Padahal, ada 900.000 ton susu yang dihasilkan peternak lokal setiap tahunnya dan 25 persennya dapat digunakan pada program makan bergizi gratis.
“Padahal preferensi susu ini penting, terutama di daerah yang berdekatan dengan peternak lokal,” ujar Bhima.
Bhima menduga, pertimbangan utama pemerintah tidak mewajibkan susu masuk menu program makan bergizi gratis adalah harga beli susu dan faktor biaya logistik.
“Dari awal angka Rp 10.000 per porsi sudah menimbulkan tanda tanya, apa bisa dimasukkan komponen susu? Kalau Rp 15.000 per porsi masih masuk akal,” kata dia.
Bhima menilai, anggaran yang minim menyebabkan penyedia MBG khawatir biaya produksi akan terlalu mahal.
“Karena anggarannya juga dibatasi per porsi, maka beberapa dapur umum penyedia MBG juga khawatir biaya produksinya terlalu mahal,” ujarnya.
Namun demikian, ada lokasi-lokasi lain yang dekat dengan peternak susu, tentu tidak menjadi masalah karena biaya produksinya masih bisa tercukupi.
“Ini tidak jadi soal sebenarnya, contohnya di Boyolali dan sekitarnya masih penting adanya susu di porsi MBG karena biaya logistik tidak terlalu jadi persoalan,” kata Bhima.
Diberitakan, Kepala Kantor Komunikasi Kepresidenan/PCO, Hasan Nasbi, mengungkapkan bahwa menu susu dalam program makan bergizi gratis tidak disediakan setiap hari.
Menurutnya, penyediaan susu diatur minimal seminggu sekali atau bahkan hingga tiga kali dalam seminggu, tergantung pada kecukupan daerah masing-masing.
Hasan telah mengonfirmasi informasi ini kepada Kepala Satuan Pelayanan Pemenuhan Gizi (SPPG) atau dapur MBG yang dikunjunginya, pada Senin (6/1/2025).
"Susu kan tidak diwajibkan setiap hari. Jadi itu tergantung daerahnya. Tapi minimal, kalau berdasarkan yang saya tanya tadi ke Kepala SPPG, mereka itu sekali seminggu susunya," kata Hasan, Senin.

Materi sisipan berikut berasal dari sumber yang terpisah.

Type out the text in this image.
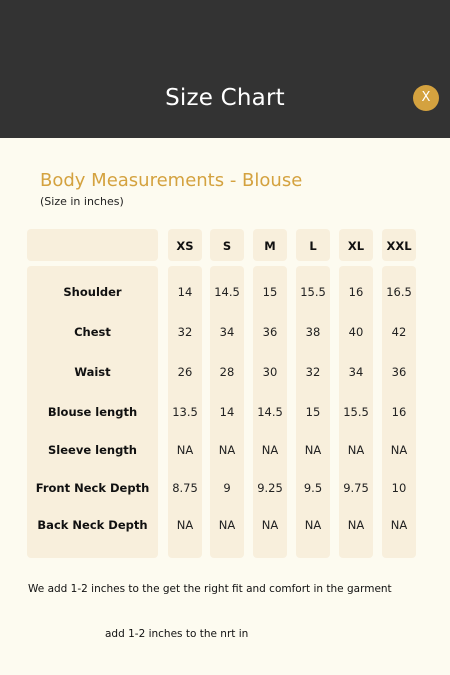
Size Chart	X
Body Measurements - Blouse
(Size in inches)
XS	S	M	L	XL	XXL
Shoulder	14	14.5	15	15.5	16	16.5
Chest	32	34	36	38	40	42
Waist	26	28	30	32	34	36
Blouse length	13.5	14	14.5	15	15.5	16
Sleeve length	NA	NA	NA	NA	NA	NA
Front Neck Depth	8.75	9	9.25	9.5	9.75	10
Back Neck Depth	NA	NA	NA	NA	NA	NA
We add 1-2 inches to the get the right fit and comfort in the garment
add 1-2 inches to the nrt in
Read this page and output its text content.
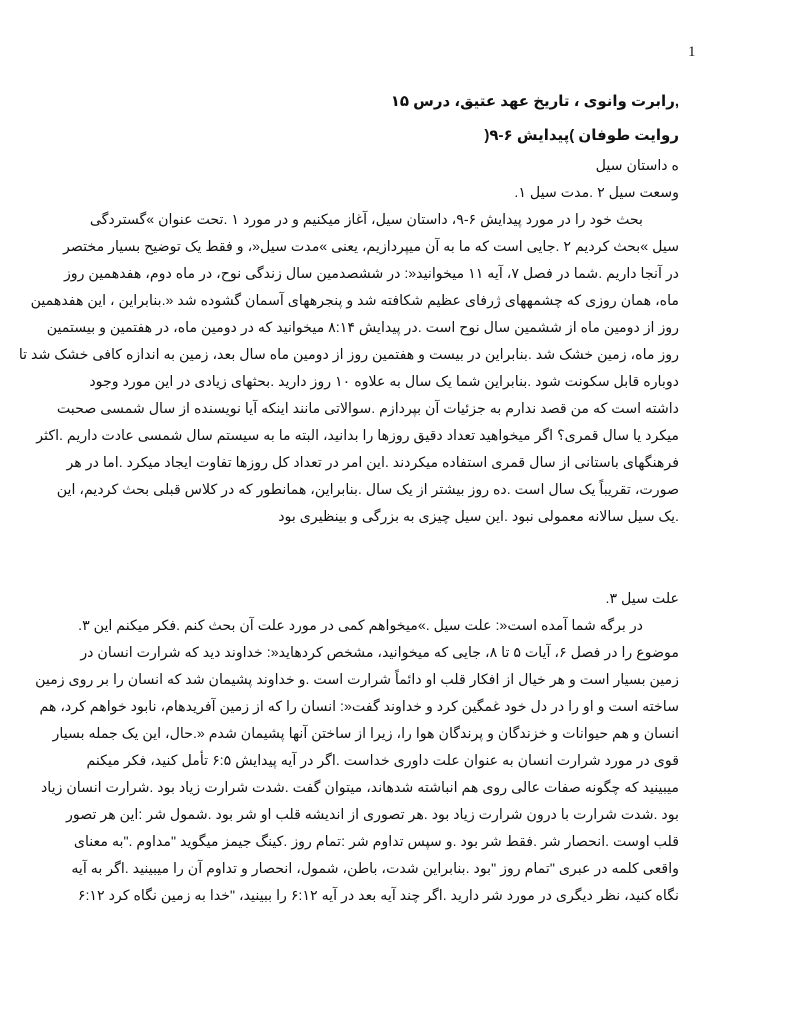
1
,رابرت وانوی ، تاریخ عهد عتیق، درس ۱۵
روایت طوفان )پیدایش ۶-۹(
ه داستان سیل
وسعت سیل ۲ .مدت سیل ۱.
بحث خود را در مورد پیدایش ۶-۹، داستان سیل، آغاز میکنیم و در مورد ۱ .تحت عنوان »گستردگی
سیل »بحث کردیم ۲ .جایی است که ما به آن میپردازیم، یعنی »مدت سیل«، و فقط یک توضیح بسیار مختصر
در آنجا داریم .شما در فصل ۷، آیه ۱۱ میخوانید«: در ششصدمین سال زندگی نوح، در ماه دوم، هفدهمین روز
ماه، همان روزی که چشمههای ژرفای عظیم شکافته شد و پنجرههای آسمان گشوده شد «.بنابراین ، این هفدهمین
روز از دومین ماه از ششمین سال نوح است .در پیدایش ۸:۱۴ میخوانید که در دومین ماه، در هفتمین و بیستمین
روز ماه، زمین خشک شد .بنابراین در بیست و هفتمین روز از دومین ماه سال بعد، زمین به اندازه کافی خشک شد تا
دوباره قابل سکونت شود .بنابراین شما یک سال به علاوه ۱۰ روز دارید .بحثهای زیادی در این مورد وجود
داشته است که من قصد ندارم به جزئیات آن بپردازم .سوالاتی مانند اینکه آیا نویسنده از سال شمسی صحبت
میکرد یا سال قمری؟ اگر میخواهید تعداد دقیق روزها را بدانید، البته ما به سیستم سال شمسی عادت داریم .اکثر
فرهنگهای باستانی از سال قمری استفاده میکردند .این امر در تعداد کل روزها تفاوت ایجاد میکرد .اما در هر
صورت، تقریباً یک سال است .ده روز بیشتر از یک سال .بنابراین، همانطور که در کلاس قبلی بحث کردیم، این
.یک سیل سالانه معمولی نبود .این سیل چیزی به بزرگی و بینظیری بود
علت سیل ۳.
در برگه شما آمده است«: علت سیل .»میخواهم کمی در مورد علت آن بحث کنم .فکر میکنم این ۳.
موضوع را در فصل ۶، آیات ۵ تا ۸، جایی که میخوانید، مشخص کردهاید«: خداوند دید که شرارت انسان در
زمین بسیار است و هر خیال از افکار قلب او دائماً شرارت است .و خداوند پشیمان شد که انسان را بر روی زمین
ساخته است و او را در دل خود غمگین کرد و خداوند گفت«: انسان را که از زمین آفریدهام، نابود خواهم کرد، هم
انسان و هم حیوانات و خزندگان و پرندگان هوا را، زیرا از ساختن آنها پشیمان شدم «.حال، این یک جمله بسیار
قوی در مورد شرارت انسان به عنوان علت داوری خداست .اگر در آیه پیدایش ۶:۵ تأمل کنید، فکر میکنم
میبینید که چگونه صفات عالی روی هم انباشته شدهاند، میتوان گفت .شدت شرارت زیاد بود .شرارت انسان زیاد
بود .شدت شرارت با درون شرارت زیاد بود .هر تصوری از اندیشه قلب او شر بود .شمول شر :این هر تصور
قلب اوست .انحصار شر .فقط شر بود .و سپس تداوم شر :تمام روز .کینگ جیمز میگوید "مداوم ."به معنای
واقعی کلمه در عبری "تمام روز "بود .بنابراین شدت، باطن، شمول، انحصار و تداوم آن را میبینید .اگر به آیه
نگاه کنید، نظر دیگری در مورد شر دارید .اگر چند آیه بعد در آیه ۶:۱۲ را ببینید، "خدا به زمین نگاه کرد ۶:۱۲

Sementara itu, Menteri Koperasi Budi Arie Setiadi mengungkapkan, penyediaan susu untuk program makan bergizi gratis di Jakarta masih terkendala.
Ketersediaan susu sapi yang belum merata menjadi penyebab utama masalah ini.
Namun, daerah dengan produksi susu sapi yang mencukupi, seperti Jawa Timur, sudah bisa menyalurkan susu dalam menu MBG.
"Jawa Timur sudah bisa, kooperasi susu kita kuat di sana, seperti di Malang. Kalau Jakarta masih susah," ujar Budi Arie saat memberikan keterangan pers setelah kunjungan ke SD Negeri Angkasa 5, Halim Perdanakusuma, Jakarta Timur, Senin (6/1/2025).
Adapun program makan gratis yang dilaksanakan perdana pada Senin (6/1/2025) diberikan kepada penerima manfaat sebanyak 600.000 orang di 26 provinsi.
Sementara untuk satu porsi makanan, pemerintah telah menetapkan harga acuan sebesar Rp 10.000.
Dalam nilai itu, pemerintah memastikan bahwa makanan tersebut sudah memenuhi gizi yang diperlukan penerima berdasarkan rekomendasi yang diberikan oleh Badan Gizi Nasional (BGN) dan Kementerian Kesehatan (Kemenkes).